Since then for four months placebo was given and the patient was totally symptom free. The menstruation was regular in time, the character of the blood was red with no clot, no pain during menstruation.

Ultrasonography done on 10/05/2003, and study of uterus & ovaries appeared within normal limits with no evidence of SOL in uterus nor any cyst seen at ovaries. [ Dr K N Chakraborty, MD(Path) was the sonologist]

Since then till today patient is better and there is no complaints of irregular or painful menstruation.

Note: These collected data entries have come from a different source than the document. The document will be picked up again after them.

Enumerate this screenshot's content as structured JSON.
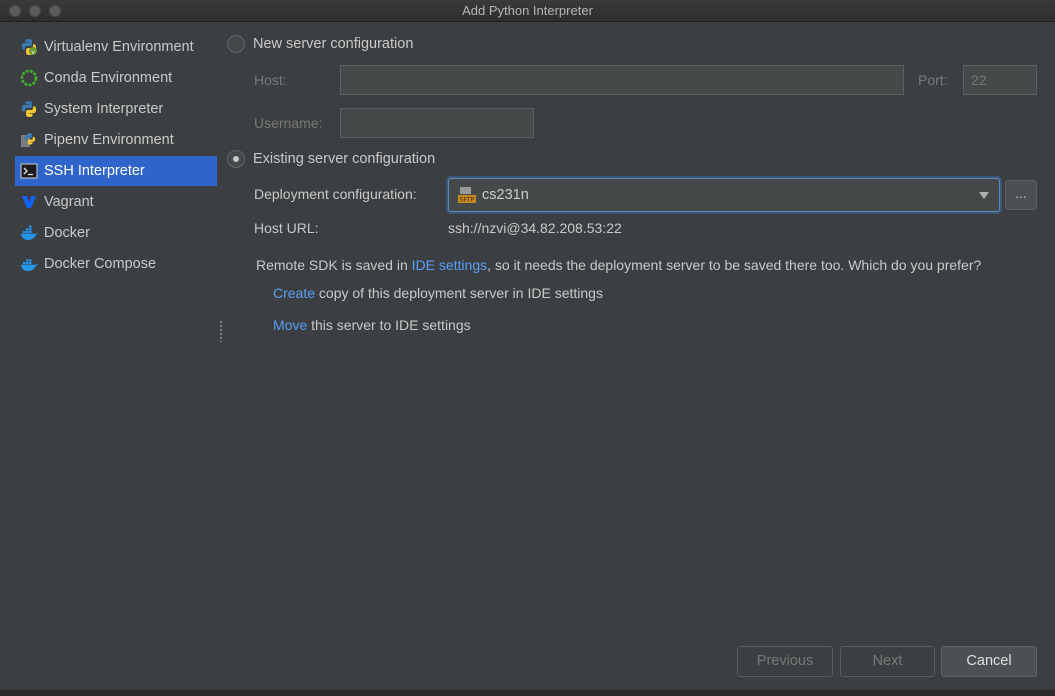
{
  "window": {
    "title": "Add Python Interpreter"
  },
  "sidebar": {
    "items": [
      {
        "label": "Virtualenv Environment",
        "icon": "virtualenv-icon"
      },
      {
        "label": "Conda Environment",
        "icon": "conda-icon"
      },
      {
        "label": "System Interpreter",
        "icon": "python-icon"
      },
      {
        "label": "Pipenv Environment",
        "icon": "pipenv-icon"
      },
      {
        "label": "SSH Interpreter",
        "icon": "ssh-terminal-icon"
      },
      {
        "label": "Vagrant",
        "icon": "vagrant-icon"
      },
      {
        "label": "Docker",
        "icon": "docker-icon"
      },
      {
        "label": "Docker Compose",
        "icon": "docker-compose-icon"
      }
    ],
    "selected": "SSH Interpreter"
  },
  "new_server": {
    "label": "New server configuration",
    "host_label": "Host:",
    "host_value": "",
    "port_label": "Port:",
    "port_value": "22",
    "username_label": "Username:",
    "username_value": ""
  },
  "existing_server": {
    "label": "Existing server configuration",
    "deployment_label": "Deployment configuration:",
    "deployment_value": "cs231n",
    "deployment_icon_text": "SFTP",
    "browse_label": "...",
    "host_url_label": "Host URL:",
    "host_url_value": "ssh://nzvi@34.82.208.53:22"
  },
  "notice": {
    "prefix": "Remote SDK is saved in ",
    "link": "IDE settings",
    "suffix": ", so it needs the deployment server to be saved there too. Which do you prefer?"
  },
  "options": {
    "create_link": "Create",
    "create_text": " copy of this deployment server in IDE settings",
    "move_link": "Move",
    "move_text": " this server to IDE settings"
  },
  "buttons": {
    "previous": "Previous",
    "next": "Next",
    "cancel": "Cancel"
  },
  "colors": {
    "background": "#3c3f41",
    "selection": "#2f65ca",
    "link": "#589df6",
    "focus": "#5d86b8"
  }
}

  1. The case documentation is the back bone of homeopathy since its inception.Homeopathy stood the test of time,criticism and skepticism due to to it’s intrinsic merit and its ability in demonstrating the healing properties in the sick individual ( biological model rather than physico-chemical model). Peter Fisher, Editor, Homeopathy emphasized the need of safeguarding the art of case taking by systematic case documentation and its publication.
    I appreciate the efforts of Dr.Rajath in this area.

  2. Sir, thank you for enlightening on PCOS with references from Organon and also a case study illustrating it. However, this is to ask the author that has proper consent been taken from the concerned patient before giving out the names?